In early March 1867, Kelly had marched with a ragtag band to Kilclooney Wood and faced British steel in a hopeless action. “The few men who went into open rebellion in Kilclooney Wood in 1867 were heroes as true in defeat as the world would have hailed them in success,” O’Reilly said. The 19-year-old Kelly was hauled into a courtroom “before an English judge…and could do nothing but listen as he heard his own name attached to the abominable sentence…to be hanged, drawn, and quartered.”
Although his death sentence was commuted, he and 62 other Fenians were clapped aboard the convict ship Hougoumont and transported to western Australia’s remote, “escape-proof” Fremantle Gaol, which was flanked on one side by shark-infested waters and on the other by the lethal Australian bush. Kelly was lucky to be alive, but he condemned to never again see his homeland and to die in servitude.
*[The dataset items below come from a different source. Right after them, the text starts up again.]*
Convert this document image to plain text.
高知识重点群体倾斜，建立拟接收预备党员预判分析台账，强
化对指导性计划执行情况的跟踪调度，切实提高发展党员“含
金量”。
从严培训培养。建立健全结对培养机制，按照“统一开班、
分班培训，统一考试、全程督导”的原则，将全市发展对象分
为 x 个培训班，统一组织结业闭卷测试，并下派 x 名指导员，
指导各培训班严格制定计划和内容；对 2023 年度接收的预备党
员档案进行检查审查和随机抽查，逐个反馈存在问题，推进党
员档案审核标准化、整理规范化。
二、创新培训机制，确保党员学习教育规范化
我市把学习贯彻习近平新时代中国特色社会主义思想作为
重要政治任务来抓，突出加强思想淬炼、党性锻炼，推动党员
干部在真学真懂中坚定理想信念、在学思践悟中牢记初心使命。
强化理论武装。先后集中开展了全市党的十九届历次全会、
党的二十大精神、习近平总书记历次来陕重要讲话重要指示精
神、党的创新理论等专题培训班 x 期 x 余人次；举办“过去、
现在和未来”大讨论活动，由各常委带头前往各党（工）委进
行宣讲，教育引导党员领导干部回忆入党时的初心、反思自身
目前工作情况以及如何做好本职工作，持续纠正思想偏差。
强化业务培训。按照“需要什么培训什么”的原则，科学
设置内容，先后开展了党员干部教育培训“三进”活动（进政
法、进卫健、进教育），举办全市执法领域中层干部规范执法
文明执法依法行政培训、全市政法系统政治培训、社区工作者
In 1871 he and other “civilian Fenians”—unlike the “soldier Fenians” of the British army—were released from prison but barred from ever going back to Ireland. He eventually made his way to Boston.
On Nov., 23, 1885, nearly two years after Kelly’s death, O’Reilly was determined to give his unsung compatriot a measure of immortality. “The highest honor that a man can bear in life or death is the scar of a chain burns in a good cause,” O’Reilly said. “Standing here by the grave of a man who lived and died humbly, modestly and poorly, we are not deceived by lowliness, by poverty, nor even by errors. We find that, after the sifting of death and years, there remains to us his courage and devotion.” John Edward Kelly’s name would soon enough slip out of public memory. In Mount Hope Cemetery, however, a granite marker in the shape of a round tower testifies still that the remains of a valiant rebel lie below.
If anyone wants to see heroism in Tim Tebow’s “fearlessness” in espousing his religion, if somehow the mere expression of free speech with no fear of genuine repercussions strikes anyone as courageous, that is his or her business. To my mind, it is the John Edward Kellys of the world, the men and women who sacrifice everything for what they truly believe – with no thought of fame, wealth, or sycophantic adoration – who are the true heroes.